Rick Ralston of Real Metrics dropped me a line the other day:
We’re thinking of adding a new category to our RealMetrics website for Blogging software. It would be similar to our shared web hosting category at http://www.realmetrics.com/a/shared-hosting. Any thoughts or ideas would be appreciated.
Interesting question. It’s a lot easier to compare the performance of 2 standard web hosts, since you can create a reference page, upload it to each host, and sample the performance of identical pages at different hosts. But for managed blogging, such as BlogHarbor or Typepad or Blogger or WordPress.com or Squarespace, it’s simply not possible to create identical pages. Measuring the performance of an image download or a file download doesn’t measure the true performance of the system. Managed blogging platforms typically generate pages out of a database, so while it’s not possible to create identical pages it’s important to create similar pages on each platform so you can make a valid comparison about the performance of each platform.
Here’s my reply to Rick:
Here’s what I’ve come up with… Most of the things you are measuring with shared hosting apply to blog hosting… The only thing that’s going to be an issue is measuring performance.
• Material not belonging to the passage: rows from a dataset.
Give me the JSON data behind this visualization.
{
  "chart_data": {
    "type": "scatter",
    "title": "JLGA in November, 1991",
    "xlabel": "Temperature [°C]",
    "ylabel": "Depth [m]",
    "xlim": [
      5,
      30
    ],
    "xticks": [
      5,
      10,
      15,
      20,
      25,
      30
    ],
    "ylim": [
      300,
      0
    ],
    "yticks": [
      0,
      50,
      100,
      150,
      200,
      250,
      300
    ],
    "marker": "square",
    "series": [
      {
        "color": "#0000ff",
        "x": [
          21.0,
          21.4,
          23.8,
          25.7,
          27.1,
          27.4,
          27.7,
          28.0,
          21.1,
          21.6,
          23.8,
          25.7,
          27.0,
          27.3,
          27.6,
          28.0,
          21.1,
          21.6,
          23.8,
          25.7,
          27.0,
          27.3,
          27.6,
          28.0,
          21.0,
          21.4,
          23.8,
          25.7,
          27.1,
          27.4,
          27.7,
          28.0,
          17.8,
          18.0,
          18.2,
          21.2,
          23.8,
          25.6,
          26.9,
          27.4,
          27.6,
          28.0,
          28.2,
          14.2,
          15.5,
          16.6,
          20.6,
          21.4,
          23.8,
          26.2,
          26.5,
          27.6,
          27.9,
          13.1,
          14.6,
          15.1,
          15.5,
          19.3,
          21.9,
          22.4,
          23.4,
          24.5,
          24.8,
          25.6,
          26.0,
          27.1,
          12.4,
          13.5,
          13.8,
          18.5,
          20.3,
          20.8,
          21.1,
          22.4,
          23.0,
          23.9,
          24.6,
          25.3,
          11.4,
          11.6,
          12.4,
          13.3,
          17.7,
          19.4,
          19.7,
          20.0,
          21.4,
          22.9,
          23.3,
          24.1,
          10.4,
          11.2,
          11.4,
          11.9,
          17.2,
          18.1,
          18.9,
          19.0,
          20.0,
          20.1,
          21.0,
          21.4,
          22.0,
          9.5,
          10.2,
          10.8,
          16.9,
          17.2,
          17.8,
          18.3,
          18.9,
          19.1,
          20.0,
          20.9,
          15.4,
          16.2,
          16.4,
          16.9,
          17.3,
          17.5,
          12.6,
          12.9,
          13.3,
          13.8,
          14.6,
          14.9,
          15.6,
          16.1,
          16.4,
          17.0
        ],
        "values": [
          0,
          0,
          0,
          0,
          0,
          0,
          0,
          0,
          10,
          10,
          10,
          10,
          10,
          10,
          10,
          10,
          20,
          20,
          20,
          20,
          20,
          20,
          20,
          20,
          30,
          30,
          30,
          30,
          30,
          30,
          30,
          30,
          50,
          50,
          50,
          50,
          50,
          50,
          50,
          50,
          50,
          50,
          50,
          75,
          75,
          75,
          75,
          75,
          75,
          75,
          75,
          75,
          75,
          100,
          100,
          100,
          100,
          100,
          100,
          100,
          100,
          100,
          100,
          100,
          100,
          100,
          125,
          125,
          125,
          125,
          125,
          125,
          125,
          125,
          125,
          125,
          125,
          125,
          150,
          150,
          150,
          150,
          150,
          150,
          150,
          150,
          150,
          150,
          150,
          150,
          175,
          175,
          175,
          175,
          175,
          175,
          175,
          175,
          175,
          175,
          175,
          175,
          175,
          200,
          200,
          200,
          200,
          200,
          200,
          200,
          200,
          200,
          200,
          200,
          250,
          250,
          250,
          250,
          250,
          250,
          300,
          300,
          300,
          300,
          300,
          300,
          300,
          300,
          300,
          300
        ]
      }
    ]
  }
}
Why? In measuring standard web hosting, you can measure apples to apples because you are able to upload a standard page or site containing the same number and size of objects to each host. So you are able to compare the retrieval of -identical- 100K of html page and 250K of image downloads for example…
With blog hosting, at least managed blog hosting, you won’t be able to upload a standard page to measure. Well you could, but you really want to measure the speed of let’s say the home page of a blog rather than some static files. Since blogs are typically database driven applications, the real key here is that although you won’t be able to measure oranges to oranges since each blog application will generate a slightly different page, you still want to at least measure oranges to tangerines (OK, I have stretched this analogy way too thin!)…
By that I mean that you’ll want to make sure that each blog contains a set number of identical posts. Create 10 posts of varying length, some with images and some without, and post them to each blog platform. Use the default template supplied with the blogging platform. Take a look at 4 or 5 platforms and see what the page weight comes out to be for a blog containing 5 identical posts and whatever is on the default template. I suspect they will all differ by less than 10%, and if not then I think it should not be of much of a concern but the page weight should be listed in your results so your visitors can take that into consideration…
Anyone out there have any thoughts for metrics to measure performance of managed blogging services?